Menteri Luar Negeri Indonesia Retno Marsudi mengatakan, bahwa Ukraina meminta bantuan kemanusiaan beberapa negara, termasuk Indonesia. Mereka meminta bantuan pangan yang sudah menipis.
"Wakil Menteri Luar Negeri Ukraina menyampaikan bahwa bahan pangan sudah sangat menipis. Karena itu, Ukraina dalam beberapa kali kesempatan telah meminta bantuan kemanusiaan kepada semua negara, termasuk Indonesia, terutama dalam bentuk bahan pangan," kata Retno dalam rapat bersama Komisi I DPR di Gedung DPR, Senayan, Jakarta, Rabu (6/4).
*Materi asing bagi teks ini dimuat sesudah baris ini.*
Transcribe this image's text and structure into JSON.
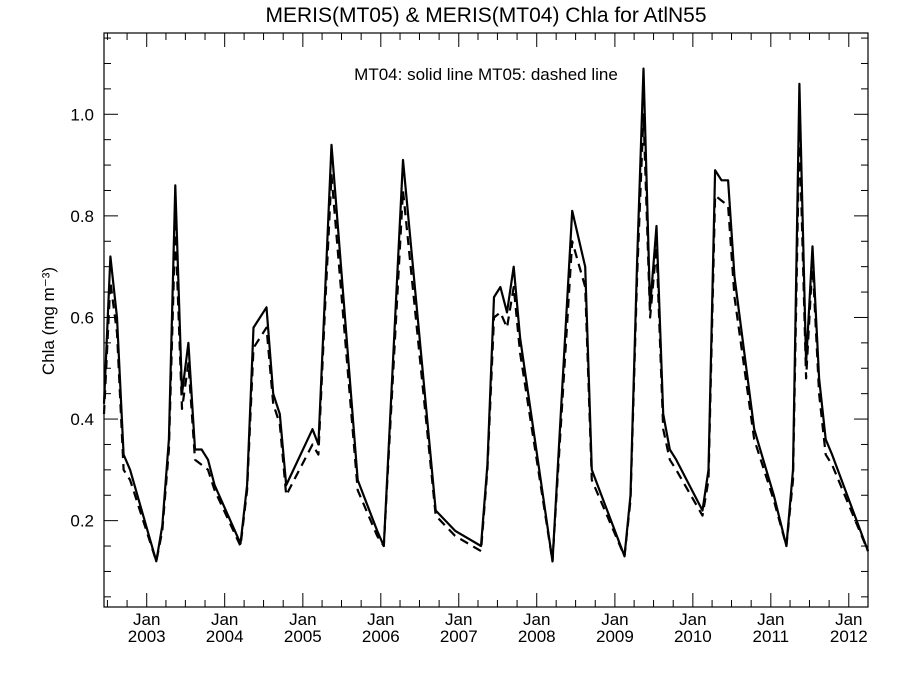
{
  "chart_data": {
    "type": "line",
    "title": "MERIS(MT05) & MERIS(MT04)  Chla for AtlN55",
    "annotation": "MT04: solid line   MT05: dashed line",
    "ylabel": "Chla (mg m⁻³)",
    "xlabel": "",
    "xlim": [
      "2002-06-15",
      "2012-03-31"
    ],
    "ylim": [
      0.03,
      1.16
    ],
    "y_ticks": [
      0.2,
      0.4,
      0.6,
      0.8,
      1.0
    ],
    "y_tick_labels": [
      "0.2",
      "0.4",
      "0.6",
      "0.8",
      "1.0"
    ],
    "x_ticks": [
      {
        "date": "2003-01-01",
        "month": "Jan",
        "year": "2003"
      },
      {
        "date": "2004-01-01",
        "month": "Jan",
        "year": "2004"
      },
      {
        "date": "2005-01-01",
        "month": "Jan",
        "year": "2005"
      },
      {
        "date": "2006-01-01",
        "month": "Jan",
        "year": "2006"
      },
      {
        "date": "2007-01-01",
        "month": "Jan",
        "year": "2007"
      },
      {
        "date": "2008-01-01",
        "month": "Jan",
        "year": "2008"
      },
      {
        "date": "2009-01-01",
        "month": "Jan",
        "year": "2009"
      },
      {
        "date": "2010-01-01",
        "month": "Jan",
        "year": "2010"
      },
      {
        "date": "2011-01-01",
        "month": "Jan",
        "year": "2011"
      },
      {
        "date": "2012-01-01",
        "month": "Jan",
        "year": "2012"
      }
    ],
    "grid": false,
    "series": [
      {
        "name": "MT04",
        "style": "solid",
        "color": "#000000",
        "x": [
          "2002-06-15",
          "2002-07-15",
          "2002-08-15",
          "2002-09-15",
          "2002-10-15",
          "2003-02-15",
          "2003-03-15",
          "2003-04-15",
          "2003-05-15",
          "2003-06-15",
          "2003-07-15",
          "2003-08-15",
          "2003-09-15",
          "2003-10-15",
          "2003-11-15",
          "2004-03-15",
          "2004-04-15",
          "2004-05-15",
          "2004-07-15",
          "2004-08-15",
          "2004-09-15",
          "2004-10-15",
          "2005-02-15",
          "2005-03-15",
          "2005-04-15",
          "2005-05-15",
          "2005-09-15",
          "2005-12-15",
          "2006-01-15",
          "2006-04-15",
          "2006-09-15",
          "2006-12-15",
          "2007-04-15",
          "2007-05-15",
          "2007-06-15",
          "2007-07-15",
          "2007-08-15",
          "2007-09-15",
          "2007-10-15",
          "2008-03-15",
          "2008-06-15",
          "2008-08-15",
          "2008-09-15",
          "2009-02-15",
          "2009-03-15",
          "2009-04-15",
          "2009-05-15",
          "2009-06-15",
          "2009-07-15",
          "2009-08-15",
          "2009-09-15",
          "2009-10-15",
          "2010-02-15",
          "2010-03-15",
          "2010-04-15",
          "2010-05-15",
          "2010-06-15",
          "2010-07-15",
          "2010-10-15",
          "2011-01-15",
          "2011-03-15",
          "2011-04-15",
          "2011-05-15",
          "2011-06-15",
          "2011-07-15",
          "2011-08-15",
          "2011-09-15",
          "2011-10-15",
          "2012-03-31"
        ],
        "y": [
          0.43,
          0.72,
          0.6,
          0.33,
          0.3,
          0.12,
          0.19,
          0.36,
          0.86,
          0.45,
          0.55,
          0.34,
          0.34,
          0.32,
          0.27,
          0.155,
          0.27,
          0.58,
          0.62,
          0.45,
          0.41,
          0.27,
          0.38,
          0.35,
          0.65,
          0.94,
          0.28,
          0.18,
          0.15,
          0.91,
          0.22,
          0.18,
          0.15,
          0.31,
          0.64,
          0.66,
          0.61,
          0.7,
          0.56,
          0.12,
          0.81,
          0.7,
          0.3,
          0.13,
          0.25,
          0.71,
          1.09,
          0.62,
          0.78,
          0.41,
          0.34,
          0.32,
          0.22,
          0.3,
          0.89,
          0.87,
          0.87,
          0.68,
          0.38,
          0.25,
          0.15,
          0.3,
          1.06,
          0.51,
          0.74,
          0.48,
          0.36,
          0.33,
          0.14
        ]
      },
      {
        "name": "MT05",
        "style": "dashed",
        "color": "#000000",
        "x": [
          "2002-06-15",
          "2002-07-15",
          "2002-08-15",
          "2002-09-15",
          "2002-10-15",
          "2003-02-15",
          "2003-03-15",
          "2003-04-15",
          "2003-05-15",
          "2003-06-15",
          "2003-07-15",
          "2003-08-15",
          "2003-09-15",
          "2003-10-15",
          "2003-11-15",
          "2004-03-15",
          "2004-04-15",
          "2004-05-15",
          "2004-07-15",
          "2004-08-15",
          "2004-09-15",
          "2004-10-15",
          "2005-02-15",
          "2005-03-15",
          "2005-04-15",
          "2005-05-15",
          "2005-09-15",
          "2005-12-15",
          "2006-01-15",
          "2006-04-15",
          "2006-09-15",
          "2006-12-15",
          "2007-04-15",
          "2007-05-15",
          "2007-06-15",
          "2007-07-15",
          "2007-08-15",
          "2007-09-15",
          "2007-10-15",
          "2008-03-15",
          "2008-06-15",
          "2008-08-15",
          "2008-09-15",
          "2009-02-15",
          "2009-03-15",
          "2009-04-15",
          "2009-05-15",
          "2009-06-15",
          "2009-07-15",
          "2009-08-15",
          "2009-09-15",
          "2009-10-15",
          "2010-02-15",
          "2010-03-15",
          "2010-04-15",
          "2010-05-15",
          "2010-06-15",
          "2010-07-15",
          "2010-10-15",
          "2011-01-15",
          "2011-03-15",
          "2011-04-15",
          "2011-05-15",
          "2011-06-15",
          "2011-07-15",
          "2011-08-15",
          "2011-09-15",
          "2011-10-15",
          "2012-03-31"
        ],
        "y": [
          0.41,
          0.67,
          0.57,
          0.3,
          0.28,
          0.12,
          0.18,
          0.34,
          0.78,
          0.42,
          0.51,
          0.32,
          0.31,
          0.3,
          0.26,
          0.15,
          0.26,
          0.54,
          0.58,
          0.43,
          0.39,
          0.25,
          0.35,
          0.33,
          0.62,
          0.88,
          0.26,
          0.17,
          0.15,
          0.85,
          0.21,
          0.17,
          0.14,
          0.3,
          0.6,
          0.61,
          0.58,
          0.66,
          0.53,
          0.12,
          0.75,
          0.66,
          0.28,
          0.13,
          0.24,
          0.68,
          1.0,
          0.6,
          0.74,
          0.38,
          0.32,
          0.3,
          0.21,
          0.28,
          0.84,
          0.83,
          0.82,
          0.64,
          0.36,
          0.24,
          0.15,
          0.28,
          0.97,
          0.48,
          0.71,
          0.45,
          0.33,
          0.31,
          0.14
        ]
      }
    ]
  }
}
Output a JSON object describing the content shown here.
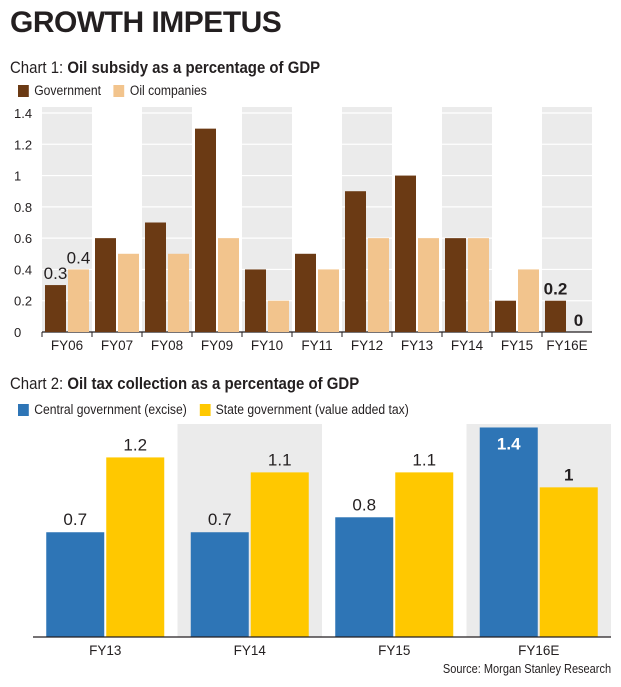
{
  "headline": "GROWTH IMPETUS",
  "source": "Source: Morgan Stanley Research",
  "colors": {
    "government": "#6b3a14",
    "oil_companies": "#f2c48d",
    "central": "#2e75b6",
    "state": "#ffc800",
    "panel_bg": "#ebebeb"
  },
  "charts": [
    {
      "title_prefix": "Chart 1: ",
      "title_main": "Oil subsidy as a percentage of GDP",
      "legend": [
        "Government",
        "Oil companies"
      ]
    },
    {
      "title_prefix": "Chart 2: ",
      "title_main": "Oil tax collection as a percentage of GDP",
      "legend": [
        "Central government (excise)",
        "State government (value added tax)"
      ]
    }
  ],
  "chart_data": [
    {
      "type": "bar",
      "title": "Chart 1: Oil subsidy as a percentage of GDP",
      "categories": [
        "FY06",
        "FY07",
        "FY08",
        "FY09",
        "FY10",
        "FY11",
        "FY12",
        "FY13",
        "FY14",
        "FY15",
        "FY16E"
      ],
      "series": [
        {
          "name": "Government",
          "values": [
            0.3,
            0.6,
            0.7,
            1.3,
            0.4,
            0.5,
            0.9,
            1.0,
            0.6,
            0.2,
            0.2
          ]
        },
        {
          "name": "Oil companies",
          "values": [
            0.4,
            0.5,
            0.5,
            0.6,
            0.2,
            0.4,
            0.6,
            0.6,
            0.6,
            0.4,
            0
          ]
        }
      ],
      "value_labels": [
        {
          "category": "FY06",
          "series": 0,
          "text": "0.3"
        },
        {
          "category": "FY06",
          "series": 1,
          "text": "0.4"
        },
        {
          "category": "FY16E",
          "series": 0,
          "text": "0.2",
          "bold": true
        },
        {
          "category": "FY16E",
          "series": 1,
          "text": "0",
          "bold": true
        }
      ],
      "yticks": [
        "0",
        "0.2",
        "0.4",
        "0.6",
        "0.8",
        "1",
        "1.2",
        "1.4"
      ],
      "ylim": [
        0,
        1.4
      ],
      "grid": true,
      "legend_position": "top-left"
    },
    {
      "type": "bar",
      "title": "Chart 2: Oil tax collection as a percentage of GDP",
      "categories": [
        "FY13",
        "FY14",
        "FY15",
        "FY16E"
      ],
      "series": [
        {
          "name": "Central government (excise)",
          "values": [
            0.7,
            0.7,
            0.8,
            1.4
          ],
          "labels": [
            "0.7",
            "0.7",
            "0.8",
            "1.4"
          ]
        },
        {
          "name": "State government (value added tax)",
          "values": [
            1.2,
            1.1,
            1.1,
            1.0
          ],
          "labels": [
            "1.2",
            "1.1",
            "1.1",
            "1"
          ]
        }
      ],
      "ylim": [
        0,
        1.45
      ],
      "grid": false,
      "legend_position": "top-left",
      "highlight_category": "FY16E"
    }
  ]
}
Maka dari itu, Retno menyebut, Indonesia tengah mempertimbangkan untuk memberikan bantuan kepada rakyat Ukraina. "Demi kemanusiaan, Indonesia sedang mempertimbangkan untuk memberi bantuan kemanusiaan untuk rakyat Ukraina," ujarnya.
Retno mengatakan, Indonesia mengharapkan perundingan Rusia-Ukraina terus diintensifkan guna mencari penyelesaian damai. Gencatan senjata diperlukan agar bantuan kemanusiaan dapat diberikan.
"Apabila diperlukan mengenai kemajuan detail perundingan yang kami terus pantau dan komunikasikan dengan pihak-pihak terkait kami siap menyampaikan dalam forum tertutup," kata Retno.
Retno menyatakan, bahwa perang kedua negara itu harus dihentikan. Jika tidak, jumlah korban berjatuhan akan semakin banyak.
"Pernyataan yang konsisten disampaikan Indonesia adalah bahwa perang harus segera dihentikan. Jika tidak, situasi kemanusiaan akan semakin buruk di Ukraina. Saat ini lebih dari 4,2 juta orang telah mengungsi keluar dari Ukraina, sementara 6,5 juta orang harus menjadi pengungsi internal. Jumlah korban jiwa juga semakin besar," ucapnya.